Bruno, the engine of his new life as an athlete

He spent seven months at the Toledo Hospital for Paraplegics. Emotional recovery costs more than physical recovery. “My sequel to gender violence is not the spinal cord injury, it’s not the wheelchair, it’s the fear. Undoubtedly, fear is much more paralyzing than the wheelchair, infinitely more so. With the chair I move normally and I don’t have the feeling that it limits me. Fear, yes. In the face of any sensation of minimal attack, I paralyze myself. It’s a defense mechanism,” she admits. “I lived with the feeling that loving someone could lead them to try to kill me. The sequel that persists and always will persist from fear“, it says.

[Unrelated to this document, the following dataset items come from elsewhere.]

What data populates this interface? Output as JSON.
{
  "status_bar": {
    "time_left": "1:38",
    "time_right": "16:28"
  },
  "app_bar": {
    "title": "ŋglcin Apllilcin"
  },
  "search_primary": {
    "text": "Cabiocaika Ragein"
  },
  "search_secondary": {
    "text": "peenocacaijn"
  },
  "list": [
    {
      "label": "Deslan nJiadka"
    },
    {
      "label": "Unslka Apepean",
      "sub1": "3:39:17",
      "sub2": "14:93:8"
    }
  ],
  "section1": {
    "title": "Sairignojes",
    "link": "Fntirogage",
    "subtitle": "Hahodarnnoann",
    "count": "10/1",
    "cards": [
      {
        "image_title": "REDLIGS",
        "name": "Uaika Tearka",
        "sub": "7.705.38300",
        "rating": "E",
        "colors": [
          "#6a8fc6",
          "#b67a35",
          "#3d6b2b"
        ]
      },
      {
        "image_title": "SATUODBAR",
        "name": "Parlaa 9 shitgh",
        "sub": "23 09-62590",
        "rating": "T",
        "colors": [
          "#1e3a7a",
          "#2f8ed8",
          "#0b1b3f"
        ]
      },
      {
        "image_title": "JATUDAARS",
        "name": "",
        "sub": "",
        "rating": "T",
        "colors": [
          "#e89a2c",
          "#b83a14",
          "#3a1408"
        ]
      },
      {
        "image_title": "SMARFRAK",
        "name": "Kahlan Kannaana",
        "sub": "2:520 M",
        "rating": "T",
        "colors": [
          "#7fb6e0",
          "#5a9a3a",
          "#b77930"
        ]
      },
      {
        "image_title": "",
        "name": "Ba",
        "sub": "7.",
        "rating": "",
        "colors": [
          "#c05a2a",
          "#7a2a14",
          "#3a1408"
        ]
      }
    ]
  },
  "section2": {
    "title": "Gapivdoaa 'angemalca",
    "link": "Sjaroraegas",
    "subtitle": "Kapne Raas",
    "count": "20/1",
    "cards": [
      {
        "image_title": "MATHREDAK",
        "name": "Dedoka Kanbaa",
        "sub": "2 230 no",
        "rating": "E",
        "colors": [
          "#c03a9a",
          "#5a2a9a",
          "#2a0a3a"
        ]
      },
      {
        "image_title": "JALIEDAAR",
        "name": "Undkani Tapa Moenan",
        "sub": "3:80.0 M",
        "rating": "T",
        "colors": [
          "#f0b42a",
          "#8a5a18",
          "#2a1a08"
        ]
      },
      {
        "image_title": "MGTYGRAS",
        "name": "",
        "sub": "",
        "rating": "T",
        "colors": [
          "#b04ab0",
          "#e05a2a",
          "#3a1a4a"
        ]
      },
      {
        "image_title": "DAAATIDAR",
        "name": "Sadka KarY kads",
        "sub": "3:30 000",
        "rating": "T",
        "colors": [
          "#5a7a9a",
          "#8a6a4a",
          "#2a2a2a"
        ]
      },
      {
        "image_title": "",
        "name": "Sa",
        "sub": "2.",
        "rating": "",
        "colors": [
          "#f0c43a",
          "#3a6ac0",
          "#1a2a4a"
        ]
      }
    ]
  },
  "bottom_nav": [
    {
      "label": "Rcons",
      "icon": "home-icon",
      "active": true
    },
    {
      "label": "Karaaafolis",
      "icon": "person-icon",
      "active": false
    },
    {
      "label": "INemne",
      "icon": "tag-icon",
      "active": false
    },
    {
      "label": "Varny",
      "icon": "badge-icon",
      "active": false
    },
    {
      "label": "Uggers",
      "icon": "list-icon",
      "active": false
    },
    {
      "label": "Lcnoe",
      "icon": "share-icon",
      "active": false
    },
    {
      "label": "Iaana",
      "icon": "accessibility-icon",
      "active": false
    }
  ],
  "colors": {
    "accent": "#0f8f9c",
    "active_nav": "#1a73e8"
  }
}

He learned to live with it, to handle it so that it serves as a warning. And Carmen rebuilt her life. She got married and had two daughters (9 and 3 years old). Well actually three. Bruno, the middle one, was born on September 4, 2018, but was born at 34 weeks and survived only 8 hours. “I called four times and they didn’t answer us during the delivery. She had to be born at home. She had a huge lack of oxygen that ended up dying. The ambulance arrived 62 minutes after the first call”, he says. .

But Carmen doesn’t see that as a shame. “Bruno showed me that there is something more powerful than living and that transcends life, which is love. That deep love for my son was my driving force”, confess. He wanted him to “walk through the world that was his on his own two feet”, which is why he wrote his name on the racing chair (#RunforBruno), she put her fingerprints on a medal she always carries with her and started running. Last year, he competed for the first time in the Seville Marathon. His dream is to be able to take his son to the great marathons of the world: New York, London, Berlin, Chicago…

AND Spanish champion of the 800, 1,500 and 5,000 meters and he would love to be able to compete at an international level, although that is not his goal. “If things have to arrive, they will arrive with work and effort. get there first, but get a lot of people to come,” he says. Because that’s their mission now, to make adapted athletics visible.

The Adecco Foundation Ambassador created her own club and Foundation -Run for you- you have this next June 3 there will be an International Meeting of Adapted Athletics at the Vallehermoso stadium in Madrid. “We want athletes with disabilities to feel like everyone else, to be in the capital’s most emblematic stadium and to feel like stars”, he says.